Quando associado a questões culturais, como a prática das queimadas nos meses de inverno nos estados do Centro-Sul do Brasil, esse novo cenário climático ganha contornos mais dramáticos. “As queimadas lançam partículas de fumaça na atmosfera e este ano, por ser um dos anos mais quentes que a gente tem, por ação do El Niño e da La Niña, na Terra inteira, não só aqui, essas queimadas vão tornar a atmosfera mais turva e o calor, mais intenso. As mudanças no clima e uma situação que é típica de inverno se juntam para uma situação climática muito grave”, ressaltou Mendonça.

Apesar de ser uma tradição, o IAT (Instituto Água e Terra), o órgão ambiental do governo do Paraná, publicou uma portaria suspendendo as queimadas controladas por 30 dias e as usinas de produção de açúcar e álcool devem informar os seus fornecedores sobre essa suspensão.

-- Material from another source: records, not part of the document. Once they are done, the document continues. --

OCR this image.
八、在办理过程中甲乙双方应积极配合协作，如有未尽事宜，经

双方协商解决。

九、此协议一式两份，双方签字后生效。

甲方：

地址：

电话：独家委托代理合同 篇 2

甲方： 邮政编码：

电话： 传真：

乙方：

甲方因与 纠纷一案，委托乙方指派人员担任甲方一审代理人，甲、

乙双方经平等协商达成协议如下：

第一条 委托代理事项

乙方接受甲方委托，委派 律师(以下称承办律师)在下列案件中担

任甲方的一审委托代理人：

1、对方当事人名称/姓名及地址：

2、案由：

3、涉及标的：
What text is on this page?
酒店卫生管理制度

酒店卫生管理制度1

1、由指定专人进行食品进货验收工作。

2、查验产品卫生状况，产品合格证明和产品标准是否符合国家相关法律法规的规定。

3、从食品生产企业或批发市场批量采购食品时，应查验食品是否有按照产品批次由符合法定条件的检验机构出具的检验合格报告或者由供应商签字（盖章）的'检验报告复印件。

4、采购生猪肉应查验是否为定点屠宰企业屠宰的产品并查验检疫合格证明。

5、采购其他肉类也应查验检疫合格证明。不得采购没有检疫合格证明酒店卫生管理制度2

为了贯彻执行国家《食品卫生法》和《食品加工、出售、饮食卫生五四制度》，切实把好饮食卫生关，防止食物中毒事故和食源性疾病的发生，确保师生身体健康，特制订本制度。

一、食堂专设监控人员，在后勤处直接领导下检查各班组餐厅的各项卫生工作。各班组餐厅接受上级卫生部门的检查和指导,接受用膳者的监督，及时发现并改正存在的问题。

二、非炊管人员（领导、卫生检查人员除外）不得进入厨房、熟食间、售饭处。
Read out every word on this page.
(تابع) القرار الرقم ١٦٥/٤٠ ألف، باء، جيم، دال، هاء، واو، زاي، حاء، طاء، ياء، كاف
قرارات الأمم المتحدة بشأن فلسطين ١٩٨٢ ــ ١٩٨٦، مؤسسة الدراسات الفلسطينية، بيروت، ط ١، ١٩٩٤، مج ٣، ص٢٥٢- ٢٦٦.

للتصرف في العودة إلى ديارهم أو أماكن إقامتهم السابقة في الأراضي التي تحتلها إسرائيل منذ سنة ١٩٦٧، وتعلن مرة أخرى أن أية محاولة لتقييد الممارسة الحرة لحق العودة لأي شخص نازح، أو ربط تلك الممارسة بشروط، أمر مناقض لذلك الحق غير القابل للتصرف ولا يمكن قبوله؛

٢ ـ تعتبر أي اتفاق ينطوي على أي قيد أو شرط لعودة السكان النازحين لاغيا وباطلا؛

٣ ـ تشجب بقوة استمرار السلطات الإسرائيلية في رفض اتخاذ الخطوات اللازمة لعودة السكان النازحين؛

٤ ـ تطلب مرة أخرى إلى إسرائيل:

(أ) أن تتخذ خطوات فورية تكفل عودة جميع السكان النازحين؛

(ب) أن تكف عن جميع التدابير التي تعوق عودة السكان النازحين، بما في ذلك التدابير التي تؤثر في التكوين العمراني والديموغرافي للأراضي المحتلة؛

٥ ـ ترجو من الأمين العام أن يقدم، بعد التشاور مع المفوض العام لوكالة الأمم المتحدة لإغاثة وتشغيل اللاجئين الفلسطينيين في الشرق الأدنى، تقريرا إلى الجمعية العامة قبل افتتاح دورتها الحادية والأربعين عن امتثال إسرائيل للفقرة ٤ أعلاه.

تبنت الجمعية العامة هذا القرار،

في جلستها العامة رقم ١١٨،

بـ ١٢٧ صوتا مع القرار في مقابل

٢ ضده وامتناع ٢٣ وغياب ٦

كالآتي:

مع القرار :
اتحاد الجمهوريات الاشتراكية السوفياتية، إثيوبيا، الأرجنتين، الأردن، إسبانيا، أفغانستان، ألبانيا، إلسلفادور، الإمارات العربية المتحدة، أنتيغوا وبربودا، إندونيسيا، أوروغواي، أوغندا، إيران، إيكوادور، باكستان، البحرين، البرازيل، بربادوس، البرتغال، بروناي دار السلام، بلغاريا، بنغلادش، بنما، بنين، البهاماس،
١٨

“A destruição das áreas de Reserva Legal e APPs demoram muito para serem recuperadas. Às vezes, leva mais de 20 anos. Uma queima em uma área dessas é uma perda muito grande para a biodiversidade”, ressaltou Beck.

Trégua no calor deve durar pouco, prevê Simepar

Depois de cerca de dez dias de calor intenso, com as temperaturas em alguns municípios do Paraná chegando perto dos 40 graus, e umidade relativa do ar inferior a 15%, típica de regiões desérticas, as chuvas que caíram em todo o Estado neste final de semana trouxeram alívio aos paranaenses, mas a trégua não dura muito. Segundo o Simepar (Sistema de Tecnologia e Monitoramento Ambiental do Paraná), a previsão para o Norte do Estado é de temperaturas mais amenas ao longo desta semana, com as temperaturas mínimas variando entre 14 e 18 graus e as máximas, entre 24 e 30 graus, mas com o retorno dos dias bem quentes na próxima semana. No período de 22 a 29 de setembro, as máximas ficam entre 32 e 42 graus.

Os dados do monitoramento do Simepar refletem as mudanças climáticas que vêm sendo sentidas pelos paranaenses, nos últimos anos, com mais intensidade a partir de 2023. Em agosto, o Paraná registrou cerca de 20 mil focos de calor, o que representa aumento de seis vezes em relação a julho. E a previsão é de que essa condição se repita em setembro, atrasando a estação de chuvas, que deve ficar para outubro.

Aguardado para chegar ao Sul do país entre julho e agosto, o fenômeno La Niña, marcado por poucas chuvas e altas temperaturas, ainda não apareceu, o que deve acontecer neste mês e se estender, com menor grau de intensidade, até janeiro de 2025.(S.S.)